Bad Advice Wednesday: Tommy Takes Over!

categories: Cocktail Hour

comments: 15 comments


I first knew Tommy Conlon as an Ultimate Frisbee player (see the guy holding the suitcase in the pic in my Ultimate Glory essay), and you may know him as Bill and Dave’s most frequent commenter (not to say stalker.) Today he doles out some bad advice…. 

         I’m not a writer, but I write.  Mostly emails and postcards, a lost art.*  An occasional poem.  My work, what I do for a modest living, involves problem-solving.   Sometimes I get tired of solving other people’s problems and think I should just go home and solve some of my own.  For free. 

 

       I work in the home repair industry, and if you knew how unindustriously I work, you’d find that statement either ironic, or laugh out loud funny, depending on your level of intimacy.  All my work comes by word of mouth, which means I don’t look for problems, they come to me.  Sometimes prospective clients will ask if I’m licensed, the same as someone might ask you if you’re published, and I’m fond of saying, “I’m not a real electrician, but I play one on T.V.”  Some people find this oddly comforting and I know we’ll get along fine.  On the phone, this line never works.

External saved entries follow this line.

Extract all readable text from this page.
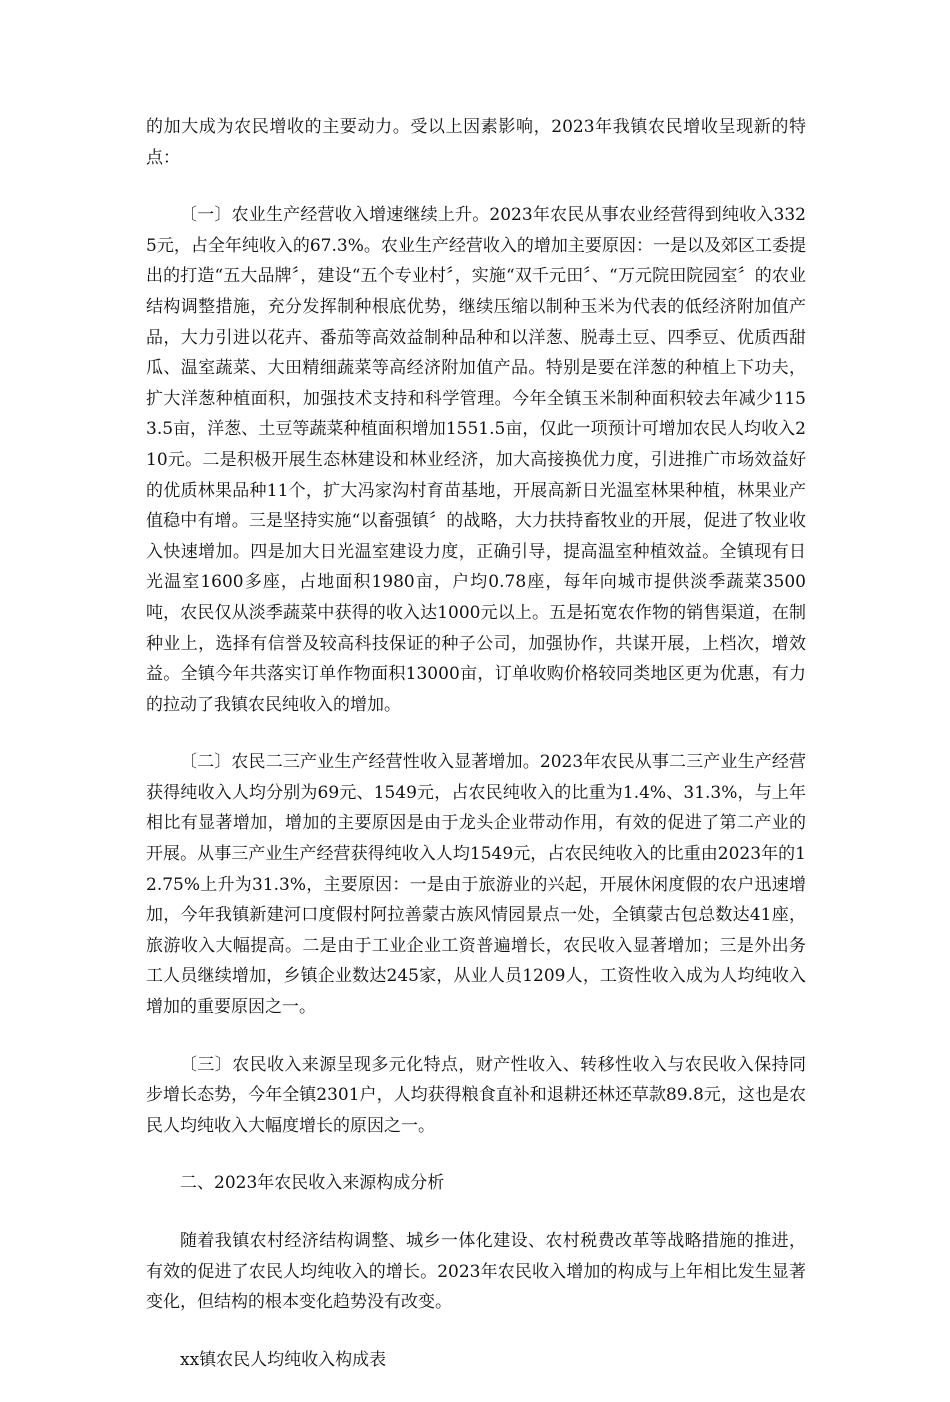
的加大成为农民增收的主要动力。受以上因素影响，2023年我镇农民增收呈现新的特点：

〔一〕农业生产经营收入增速继续上升。2023年农民从事农业经营得到纯收入3325元，占全年纯收入的67.3%。农业生产经营收入的增加主要原因：一是以及郊区工委提出的打造“五大品牌〞，建设“五个专业村〞，实施“双千元田〞、“万元院田院园室〞的农业结构调整措施，充分发挥制种根底优势，继续压缩以制种玉米为代表的低经济附加值产品，大力引进以花卉、番茄等高效益制种品种和以洋葱、脱毒土豆、四季豆、优质西甜瓜、温室蔬菜、大田精细蔬菜等高经济附加值产品。特别是要在洋葱的种植上下功夫，扩大洋葱种植面积，加强技术支持和科学管理。今年全镇玉米制种面积较去年减少1153.5亩，洋葱、土豆等蔬菜种植面积增加1551.5亩，仅此一项预计可增加农民人均收入210元。二是积极开展生态林建设和林业经济，加大高接换优力度，引进推广市场效益好的优质林果品种11个，扩大冯家沟村育苗基地，开展高新日光温室林果种植，林果业产值稳中有增。三是坚持实施“以畜强镇〞的战略，大力扶持畜牧业的开展，促进了牧业收入快速增加。四是加大日光温室建设力度，正确引导，提高温室种植效益。全镇现有日光温室1600多座，占地面积1980亩，户均0.78座，每年向城市提供淡季蔬菜3500吨，农民仅从淡季蔬菜中获得的收入达1000元以上。五是拓宽农作物的销售渠道，在制种业上，选择有信誉及较高科技保证的种子公司，加强协作，共谋开展，上档次，增效益。全镇今年共落实订单作物面积13000亩，订单收购价格较同类地区更为优惠，有力的拉动了我镇农民纯收入的增加。

〔二〕农民二三产业生产经营性收入显著增加。2023年农民从事二三产业生产经营获得纯收入人均分别为69元、1549元，占农民纯收入的比重为1.4%、31.3%，与上年相比有显著增加，增加的主要原因是由于龙头企业带动作用，有效的促进了第二产业的开展。从事三产业生产经营获得纯收入人均1549元，占农民纯收入的比重由2023年的12.75%上升为31.3%，主要原因：一是由于旅游业的兴起，开展休闲度假的农户迅速增加，今年我镇新建河口度假村阿拉善蒙古族风情园景点一处，全镇蒙古包总数达41座，旅游收入大幅提高。二是由于工业企业工资普遍增长，农民收入显著增加；三是外出务工人员继续增加，乡镇企业数达245家，从业人员1209人，工资性收入成为人均纯收入增加的重要原因之一。

〔三〕农民收入来源呈现多元化特点，财产性收入、转移性收入与农民收入保持同步增长态势，今年全镇2301户，人均获得粮食直补和退耕还林还草款89.8元，这也是农民人均纯收入大幅度增长的原因之一。

二、2023年农民收入来源构成分析

随着我镇农村经济结构调整、城乡一体化建设、农村税费改革等战略措施的推进，有效的促进了农民人均纯收入的增长。2023年农民收入增加的构成与上年相比发生显著变化，但结构的根本变化趋势没有改变。

xx镇农民人均纯收入构成表
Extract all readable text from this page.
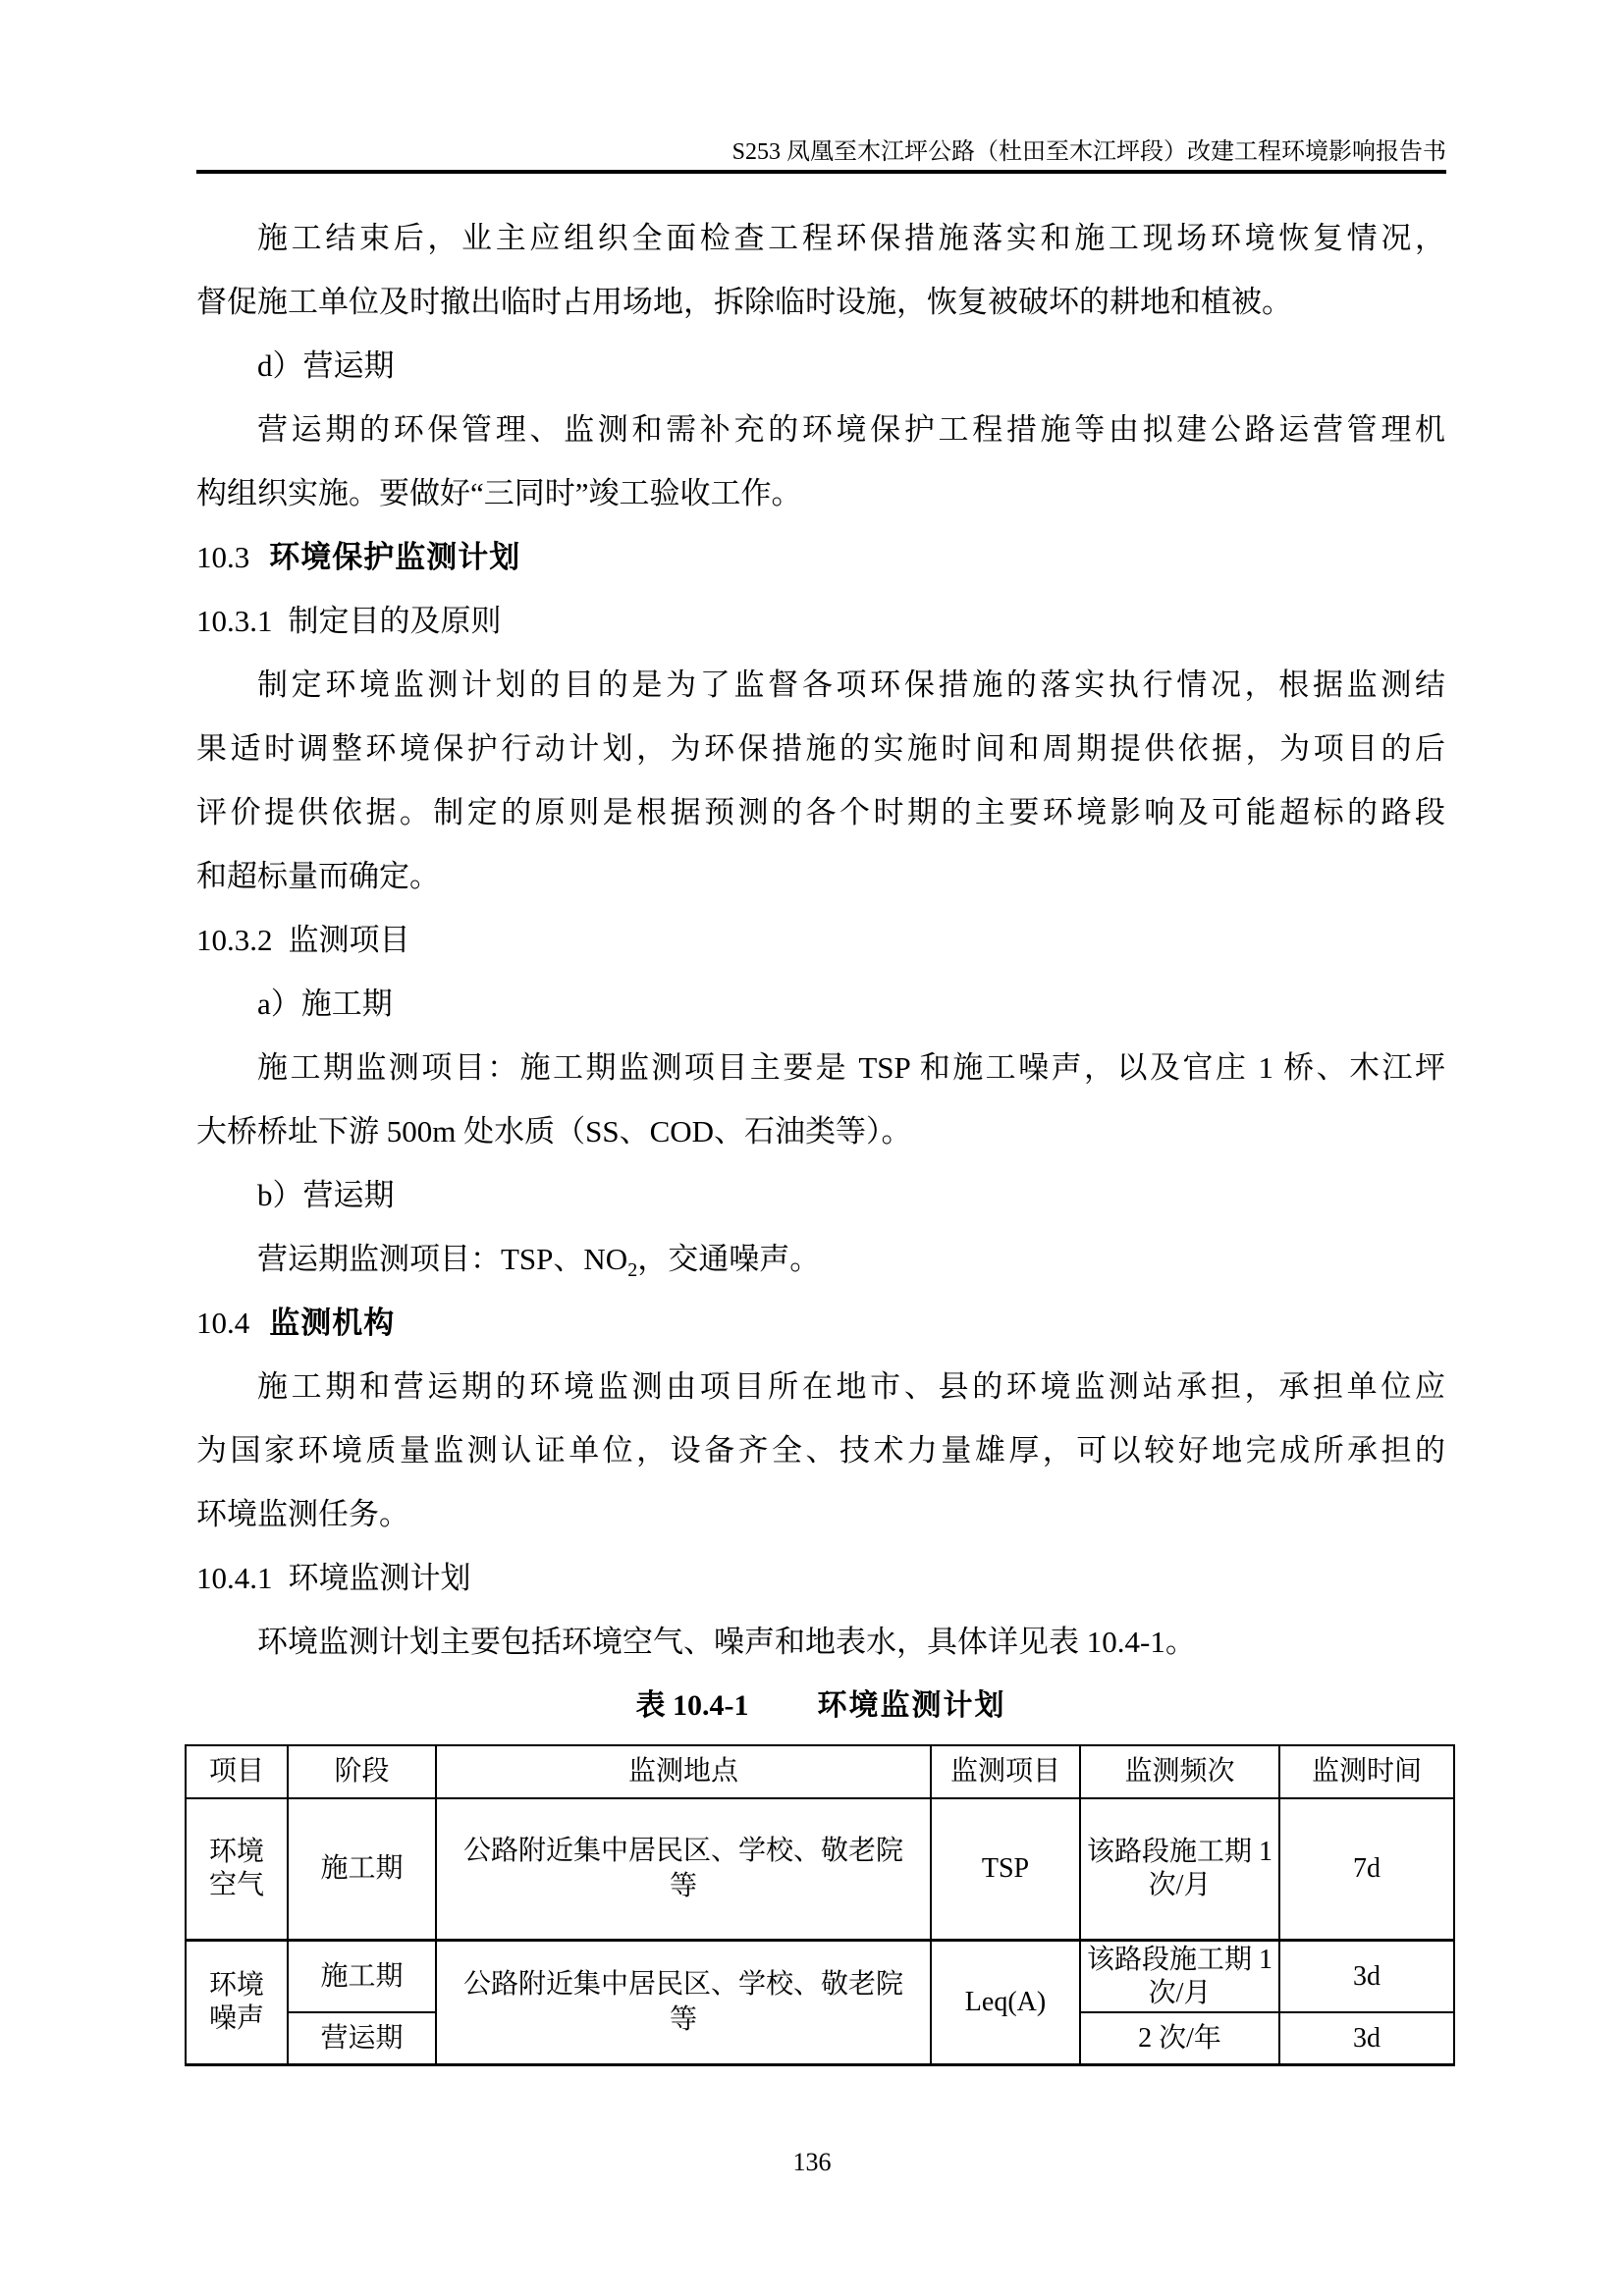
S253 凤凰至木江坪公路（杜田至木江坪段）改建工程环境影响报告书
施工结束后，业主应组织全面检查工程环保措施落实和施工现场环境恢复情况，
督促施工单位及时撤出临时占用场地，拆除临时设施，恢复被破坏的耕地和植被。
d）营运期
营运期的环保管理、监测和需补充的环境保护工程措施等由拟建公路运营管理机
构组织实施。要做好“三同时”竣工验收工作。
10.3 环境保护监测计划
10.3.1 制定目的及原则
制定环境监测计划的目的是为了监督各项环保措施的落实执行情况，根据监测结
果适时调整环境保护行动计划，为环保措施的实施时间和周期提供依据，为项目的后
评价提供依据。制定的原则是根据预测的各个时期的主要环境影响及可能超标的路段
和超标量而确定。
10.3.2 监测项目
a）施工期
施工期监测项目：施工期监测项目主要是 TSP 和施工噪声，以及官庄 1 桥、木江坪
大桥桥址下游 500m 处水质（SS、COD、石油类等）。
b）营运期
营运期监测项目：TSP、$NO_2$，交通噪声。
10.4 监测机构
施工期和营运期的环境监测由项目所在地市、县的环境监测站承担，承担单位应
为国家环境质量监测认证单位，设备齐全、技术力量雄厚，可以较好地完成所承担的
环境监测任务。
10.4.1 环境监测计划
环境监测计划主要包括环境空气、噪声和地表水，具体详见表 10.4-1。
表 10.4-1 环境监测计划
项目	阶段	监测地点	监测项目	监测频次	监测时间
环境空气	施工期	公路附近集中居民区、学校、敬老院等	TSP	该路段施工期 1 次/月	7d
环境噪声	施工期	公路附近集中居民区、学校、敬老院等	Leq(A)	该路段施工期 1 次/月	3d
	营运期			2 次/年	3d
136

         One day this week, I had a particularly unproductive, I mean un-industrious day.    Around 5:30, a client I was waiting to meet at a home repair warehouse, cancelled.  Because I have an intimate relationship with this client, I allowed my frustration to show.  It wasn’t directed at her, I was in the wrong place at the wrong time,  I was still making bad [work] choices, it was 5:30 and I still hadn’t shown up anywhere for work, aside from a one hour icemaker line repair – but the relationship suffered.